See: Baderegeln beachten und Hundezonen nutzen
An Seen unterscheidet sich die Situation je nach Baderegion. Nicht überall sind Haustiere erlaubt; vielerorts gibt es aber inzwischen ausgewiesene Hundezonen. Bei Reisen ins Ausland ist der EU-Heimtierausweis Pflicht: Nur mit einer gültigen Tollwutimpfung darf ein Hund wieder nach Österreich einreisen. In Einzelfällen verlangen andere Länder zusätzliche Schutzmaßnahmen gegen bestimmte Krankheiten; deshalb empfiehlt Reitl, vor der Abreise die Bestimmungen zu prüfen und den Tierarzt des Vertrauens zu befragen.

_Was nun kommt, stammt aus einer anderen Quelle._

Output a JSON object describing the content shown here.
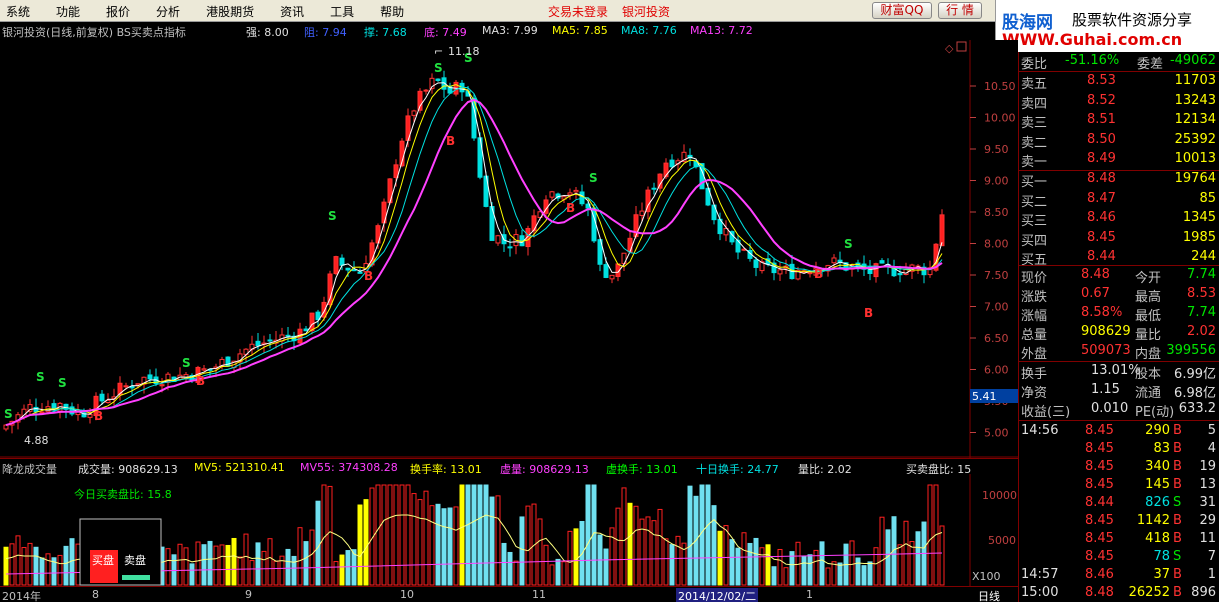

Berge: Touren an Kondition und Alter anpassen
Wandern tut den meisten Hunden gut, vor allem agilen Rassen, doch auch hier gilt: Lange Strecken müssen an Alter und Fitness angepasst. Jungtiere können durch zu weite Etappen überfordert werden, ebenso ältere oder chronisch kranke Hunde. Praktisch heißt das: Routenwahl an Kondition ausrichten, öfter Pausen einplanen und Wasserversorgung sicherstellen.

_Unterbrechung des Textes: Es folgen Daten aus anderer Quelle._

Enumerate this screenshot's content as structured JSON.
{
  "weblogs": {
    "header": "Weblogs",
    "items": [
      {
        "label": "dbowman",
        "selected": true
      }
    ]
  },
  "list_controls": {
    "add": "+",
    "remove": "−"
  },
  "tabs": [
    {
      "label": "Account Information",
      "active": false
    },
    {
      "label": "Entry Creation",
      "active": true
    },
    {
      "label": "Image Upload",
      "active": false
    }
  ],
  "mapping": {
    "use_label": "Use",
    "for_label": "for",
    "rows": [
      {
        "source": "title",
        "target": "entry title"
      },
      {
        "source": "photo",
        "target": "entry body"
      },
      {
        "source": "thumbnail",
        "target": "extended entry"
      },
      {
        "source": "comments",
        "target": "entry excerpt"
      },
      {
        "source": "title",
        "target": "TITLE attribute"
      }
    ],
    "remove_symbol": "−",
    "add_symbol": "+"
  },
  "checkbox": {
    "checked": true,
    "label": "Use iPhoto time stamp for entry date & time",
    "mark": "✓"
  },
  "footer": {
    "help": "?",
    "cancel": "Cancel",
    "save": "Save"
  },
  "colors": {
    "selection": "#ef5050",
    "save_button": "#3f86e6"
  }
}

Die Expertin aus der Ordination Tiergarten Schönbrunn rät, vor allem bei Bergtouren auf folgende Punkte zu achten:
- Planbare Tagesetappen statt Durchmarsches,
- regelmässige Ruhepausen und Trinkmöglichkeiten,
- geeignete Ausrüstung für Hundepfoten bei rauhem Gelände.
| Urlaubstyp | Wichtigster Punkt | Praxis-Tipp |
|---|---|---|
| Strand | Kühle Rückzugsmöglichkeit | Feuchte Tücher, Trinkwasser, Fell ausspülen |
| See | Baderegeln & Hundezonen | EU-Heimtierausweis, Impfcheck vor Abreise |
| Berge | An Kondition anpassen | Kürzere Etappen, Pausen, Pfotenschutz |
Wer kurzfristig verreist, sollte laut Reitl nicht zuletzt auf die Routine des Tieres achten: Gewohnheiten, Futterzeiten und Ruhephasen tragen wesentlich zur Entspannung bei. Die Kombination aus guter Planung, tierärztlicher Vorsorge und angemessener Ausrüstung macht den Unterschied zwischen einem anstrengenden Trip und einer wirklich erholsamen Auszeit für Zwei- und Vierbeiner.

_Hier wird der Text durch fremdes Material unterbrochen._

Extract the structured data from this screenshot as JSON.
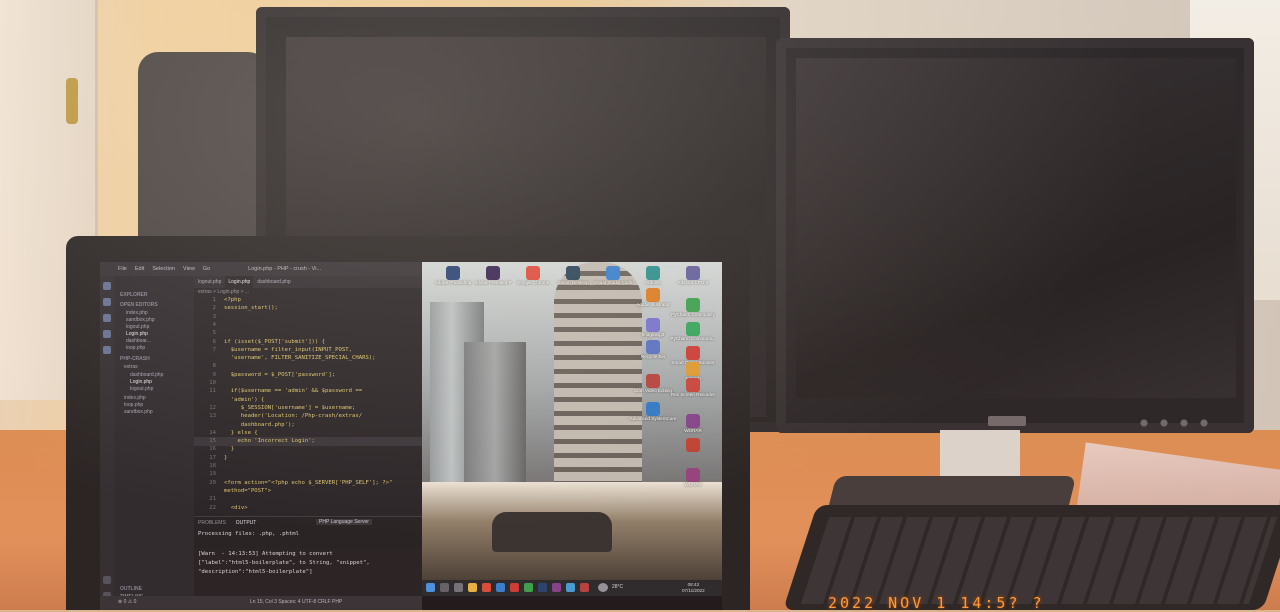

Für Hundebesitzer, die jetzt in die Ferien starten wollen, sind die praktischen Empfehlungen leicht umzusetzen: Kurz vor der Abfahrt alles zusammenpacken, was den Hund schützt und versorgt, die geplante Route noch einmal aus Sicht des Tieres prüfen und im Zweifel den Tierarzt kontaktieren. So bleibt der Urlaub nicht nur für die Menschen, sondern auch für das Rudel angenehm.